I have said that it is not until the Nikolsky Maros, or Frost of St. Nicholas, that the sledges fly through the streets in all their glory. By that time the rich "boyars”” (as foreigners persist in styling the Russian noblemen of the present day) have arrived from their estates, and the poor peasants, who have long ceased to till the ground, and have now thrashed all the corn, begin to come in from theirs; for, humble and dependent as he may be, each peasant has nevertheless his own patch of land.
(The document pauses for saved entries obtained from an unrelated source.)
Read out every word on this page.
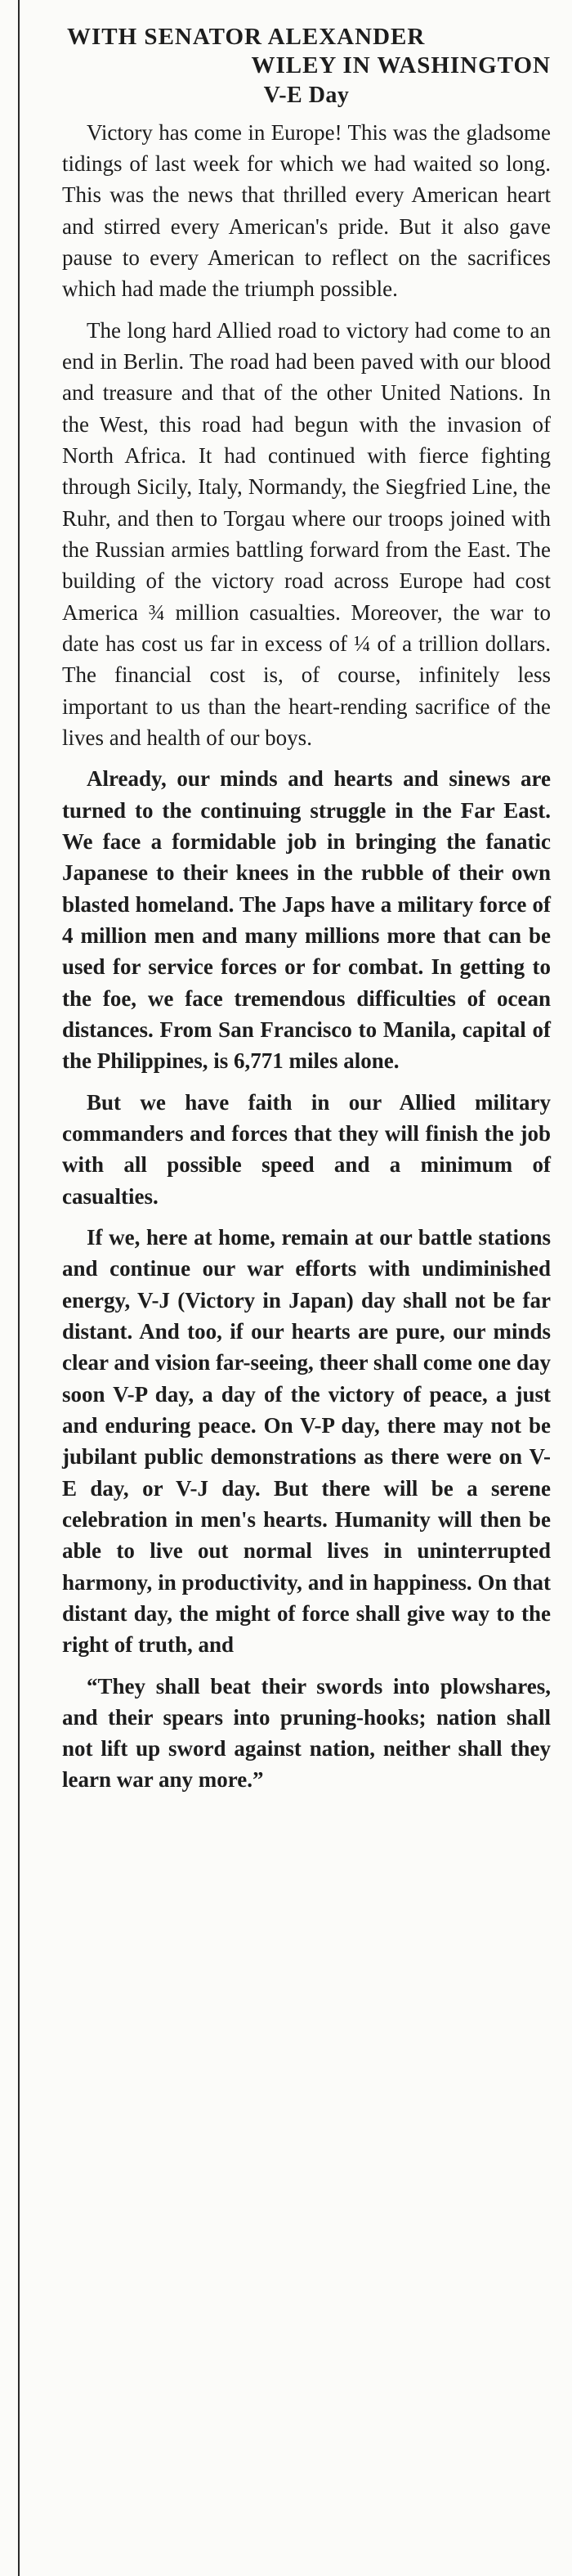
WITH SENATOR ALEXANDER
WILEY IN WASHINGTON
V-E Day

Victory has come in Europe! This was the gladsome tidings of last week for which we had waited so long. This was the news that thrilled every American heart and stirred every American's pride. But it also gave pause to every American to reflect on the sacrifices which had made the triumph possible.

The long hard Allied road to victory had come to an end in Berlin. The road had been paved with our blood and treasure and that of the other United Nations. In the West, this road had begun with the invasion of North Africa. It had continued with fierce fighting through Sicily, Italy, Normandy, the Siegfried Line, the Ruhr, and then to Torgau where our troops joined with the Russian armies battling forward from the East. The building of the victory road across Europe had cost America ¾ million casualties. Moreover, the war to date has cost us far in excess of ¼ of a trillion dollars. The financial cost is, of course, infinitely less important to us than the heart-rending sacrifice of the lives and health of our boys.

Already, our minds and hearts and sinews are turned to the continuing struggle in the Far East. We face a formidable job in bringing the fanatic Japanese to their knees in the rubble of their own blasted homeland. The Japs have a military force of 4 million men and many millions more that can be used for service forces or for combat. In getting to the foe, we face tremendous difficulties of ocean distances. From San Francisco to Manila, capital of the Philippines, is 6,771 miles alone.

But we have faith in our Allied military commanders and forces that they will finish the job with all possible speed and a minimum of casualties.

If we, here at home, remain at our battle stations and continue our war efforts with undiminished energy, V-J (Victory in Japan) day shall not be far distant. And too, if our hearts are pure, our minds clear and vision far-seeing, theer shall come one day soon V-P day, a day of the victory of peace, a just and enduring peace. On V-P day, there may not be jubilant public demonstrations as there were on V-E day, or V-J day. But there will be a serene celebration in men's hearts. Humanity will then be able to live out normal lives in uninterrupted harmony, in productivity, and in happiness. On that distant day, the might of force shall give way to the right of truth, and

“They shall beat their swords into plowshares, and their spears into pruning-hooks; nation shall not lift up sword against nation, neither shall they learn war any more.”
For the former are the elegant sledges of polished nutwood, with rugs of soft thick fur to protect the legs of the occupants; whose drivers, in their green caftans fastened round the waist with red sashes, and in their square thickly-wadded caps of crimson velvet, like sofa-cushions, urge on the prodigiously fast trotting horses, at the same time throwing themselves back in their seats with outstretched arms and tightened reins, as though the animals were madly endeavouring to escape from their control. The latter bring with them certain strongly-made wooden boxes, with a seat at the back for two passengers and a perch in front for a driver. These boxes are put upon rails, and called sledges. The bottom of each box (or sledge) is plentifully strewn with hay, which after a few days becomes converted, by means of snow and dirty goloshes, into something very like manure. The driver is immediately in front of you, with his brass badge hanging on his back like the label on a box of sardines. He wears a sheepskin; but it is notorious that after ten years' wear the sheepskin loses its odour, besides which it is winter, so that your sense of smell has really nothing to fear. The one thing necessary is to keep your legs to yourself, or at all events not to obtrude them beneath the perch of the driver, or you will run

• It would be equally correct to speak of the English nobility of the present day as "the barons."